Boeing’s engineering and quality problems posed major challenges for the company. The crashes of two of the 737 Max jets that killed all 346 people aboard the flights led to a crippling 20-month grounding of the plane.
It was also one of the most costly corporate mistakes in history, costing Boeing more than $20 billion. But it also had problems, delays and financial burdens for almost all of its other passenger jets.
While the Max is back in the air carrying passengers in most markets around the world, that may not have solved its most serious problem: the company has lagged well behind Airbus in commercial plane sales and deliveries, particularly among single-aisle jets. .
Getting closer to the Pentagon and Congress could help Boeing in its defense and space businesses, but even in those fields it is struggling to keep up with other defense contractors like Lockheed and Raytheon, as well as upstart space companies like SpaceX.
Also, moving to suburban DC doesn’t do Boeing much good, said Ron Epstein, an aerospace analyst at Bank of America.
The company already has about 100 lobbyists and a lobbying budget of $13.4 million a year, according to the Open Secrets website of the Center for Responsive Politics, which monitors lobbying. This is the fifth highest number of any individual company.
“I don’t think anyone would accuse Boeing of not having enough presence in DC,” Epstein said. “When I saw the ad, it was a little scary. You have to ask, what does that mean for them?”
It’s not just analysts and media critics who are questioning Boeing’s culture. Last week, Domhnal Slattery, CEO of Avolon, one of the world’s leading aircraft leasing companies and a major Boeing customer, suggested that the company needs a change in culture — and perhaps leadership.
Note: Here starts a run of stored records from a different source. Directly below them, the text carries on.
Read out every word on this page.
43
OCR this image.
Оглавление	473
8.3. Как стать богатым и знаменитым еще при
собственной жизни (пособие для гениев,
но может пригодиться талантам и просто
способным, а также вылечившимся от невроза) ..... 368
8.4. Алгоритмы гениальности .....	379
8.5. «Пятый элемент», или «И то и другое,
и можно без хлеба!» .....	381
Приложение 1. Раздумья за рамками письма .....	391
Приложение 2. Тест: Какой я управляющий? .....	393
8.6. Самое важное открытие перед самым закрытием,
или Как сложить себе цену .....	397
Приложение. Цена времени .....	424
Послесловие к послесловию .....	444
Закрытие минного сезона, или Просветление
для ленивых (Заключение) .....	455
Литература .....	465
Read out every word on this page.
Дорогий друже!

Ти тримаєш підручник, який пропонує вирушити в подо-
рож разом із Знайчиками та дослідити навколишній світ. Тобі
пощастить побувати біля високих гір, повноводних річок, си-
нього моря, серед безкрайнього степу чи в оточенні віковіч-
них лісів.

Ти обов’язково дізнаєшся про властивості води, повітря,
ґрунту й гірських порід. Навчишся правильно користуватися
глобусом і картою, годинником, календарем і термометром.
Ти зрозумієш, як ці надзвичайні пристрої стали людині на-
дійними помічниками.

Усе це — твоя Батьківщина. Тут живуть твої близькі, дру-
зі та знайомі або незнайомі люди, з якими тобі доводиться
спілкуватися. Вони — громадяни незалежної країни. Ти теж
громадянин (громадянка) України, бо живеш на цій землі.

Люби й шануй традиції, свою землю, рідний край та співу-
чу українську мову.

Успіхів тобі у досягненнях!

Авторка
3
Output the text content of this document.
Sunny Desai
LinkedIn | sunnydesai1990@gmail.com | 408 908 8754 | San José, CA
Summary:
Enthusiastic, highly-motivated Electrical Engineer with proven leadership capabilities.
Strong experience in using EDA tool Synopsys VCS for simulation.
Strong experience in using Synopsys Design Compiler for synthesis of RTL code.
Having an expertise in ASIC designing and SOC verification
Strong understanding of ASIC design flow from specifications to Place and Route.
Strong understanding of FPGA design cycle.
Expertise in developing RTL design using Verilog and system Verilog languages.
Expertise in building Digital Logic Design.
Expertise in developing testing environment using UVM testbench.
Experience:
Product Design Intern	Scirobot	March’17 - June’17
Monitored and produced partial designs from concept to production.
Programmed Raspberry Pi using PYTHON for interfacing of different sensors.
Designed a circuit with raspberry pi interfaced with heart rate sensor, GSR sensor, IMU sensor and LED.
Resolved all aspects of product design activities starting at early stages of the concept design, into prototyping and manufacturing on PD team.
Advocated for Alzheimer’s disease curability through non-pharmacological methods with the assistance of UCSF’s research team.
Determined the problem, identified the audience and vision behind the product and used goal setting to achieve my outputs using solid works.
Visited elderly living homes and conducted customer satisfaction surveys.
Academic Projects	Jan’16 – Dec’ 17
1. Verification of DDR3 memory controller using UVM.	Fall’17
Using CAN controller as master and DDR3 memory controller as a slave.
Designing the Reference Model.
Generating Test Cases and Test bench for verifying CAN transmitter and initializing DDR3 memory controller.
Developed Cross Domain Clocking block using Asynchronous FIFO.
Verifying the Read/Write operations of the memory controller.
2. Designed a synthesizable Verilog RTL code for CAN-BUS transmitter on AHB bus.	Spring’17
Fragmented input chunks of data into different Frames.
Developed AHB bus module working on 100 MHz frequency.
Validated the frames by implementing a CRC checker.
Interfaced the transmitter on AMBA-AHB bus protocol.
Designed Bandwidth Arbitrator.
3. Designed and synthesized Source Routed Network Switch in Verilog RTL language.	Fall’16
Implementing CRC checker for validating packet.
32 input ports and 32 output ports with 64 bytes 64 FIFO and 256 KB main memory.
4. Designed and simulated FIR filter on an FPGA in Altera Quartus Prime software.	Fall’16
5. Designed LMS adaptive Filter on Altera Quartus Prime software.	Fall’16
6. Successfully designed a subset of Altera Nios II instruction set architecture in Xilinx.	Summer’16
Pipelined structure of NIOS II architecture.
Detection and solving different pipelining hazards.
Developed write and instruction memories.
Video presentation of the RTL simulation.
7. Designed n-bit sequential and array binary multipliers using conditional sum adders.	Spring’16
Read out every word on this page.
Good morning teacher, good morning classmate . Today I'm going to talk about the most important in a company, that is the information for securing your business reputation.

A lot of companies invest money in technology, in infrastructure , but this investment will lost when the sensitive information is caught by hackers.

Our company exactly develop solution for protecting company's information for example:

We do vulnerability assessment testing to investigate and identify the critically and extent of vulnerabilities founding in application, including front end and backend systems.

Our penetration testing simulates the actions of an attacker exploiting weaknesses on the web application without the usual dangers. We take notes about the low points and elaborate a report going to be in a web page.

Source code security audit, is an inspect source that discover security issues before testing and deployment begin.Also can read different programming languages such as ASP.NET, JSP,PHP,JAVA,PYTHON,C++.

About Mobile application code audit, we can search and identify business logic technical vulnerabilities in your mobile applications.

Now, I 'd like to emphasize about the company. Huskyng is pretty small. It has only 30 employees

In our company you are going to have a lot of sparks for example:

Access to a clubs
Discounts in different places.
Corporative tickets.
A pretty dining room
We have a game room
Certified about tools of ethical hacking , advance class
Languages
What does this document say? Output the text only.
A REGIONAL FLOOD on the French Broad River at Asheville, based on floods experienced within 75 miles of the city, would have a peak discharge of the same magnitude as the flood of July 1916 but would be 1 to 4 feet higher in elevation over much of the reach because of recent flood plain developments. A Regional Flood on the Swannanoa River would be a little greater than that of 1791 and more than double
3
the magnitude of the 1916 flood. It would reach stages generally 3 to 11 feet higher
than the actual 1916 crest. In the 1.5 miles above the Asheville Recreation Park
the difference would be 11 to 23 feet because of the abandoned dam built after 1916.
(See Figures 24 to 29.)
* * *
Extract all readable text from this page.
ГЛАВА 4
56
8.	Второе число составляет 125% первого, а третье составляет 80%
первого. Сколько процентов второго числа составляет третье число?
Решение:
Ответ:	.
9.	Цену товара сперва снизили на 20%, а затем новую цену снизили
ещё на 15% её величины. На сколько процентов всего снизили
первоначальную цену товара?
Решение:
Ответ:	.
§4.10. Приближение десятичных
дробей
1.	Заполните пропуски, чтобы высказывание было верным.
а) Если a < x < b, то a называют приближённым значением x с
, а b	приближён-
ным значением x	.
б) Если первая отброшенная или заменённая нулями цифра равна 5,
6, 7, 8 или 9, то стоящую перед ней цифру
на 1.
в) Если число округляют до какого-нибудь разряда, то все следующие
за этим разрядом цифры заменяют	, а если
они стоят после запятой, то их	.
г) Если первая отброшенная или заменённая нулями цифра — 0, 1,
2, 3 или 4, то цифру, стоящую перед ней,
“I think it’s fair to say that Boeing has lost its way,” he said at the Airfinance Journal conference in Dublin on Thursday, in comments reported by Reuters.
“Boeing has a storied history… They build great planes. But they say culture eats strategy for breakfast, and that’s what happened at Boeing.”
An Avolon spokesperson confirmed the comments, although he cautioned that Slattery was not speaking specifically about the Boeing headquarters decision.
Representative Peter DeFazio, an Oregon Democrat who chairs the House Transportation Committee, also criticized Boeing’s decision.
“Moving its headquarters to Chicago and away from its Pacific Northwest roots was a tragic mistake that gave Wall Street bean accountants power over the line engineers who built their once-great reputation,” he said in a statement.
“Boeing’s problem is not its lack of access to government, but rather its ongoing production problems and the management and board failures that led to the fatal 737 Max crashes.”
“Boeing should focus on making planes safe — not putting pressure on federal regulators and Congress,” he concluded.
Some of the company’s problems — particularly the blow to airline finances and the demand for new planes — were beyond Boeing’s control. Even Boeing CEO Dave Calhoun admits that most of the problems were self-inflicted.
“I will be the first to admit that it was not events caused by the outside world, but unfortunately internal errors,” he told investors on a January conference call.
Still, he insisted that Boeing had taken steps to improve its attention to engineering.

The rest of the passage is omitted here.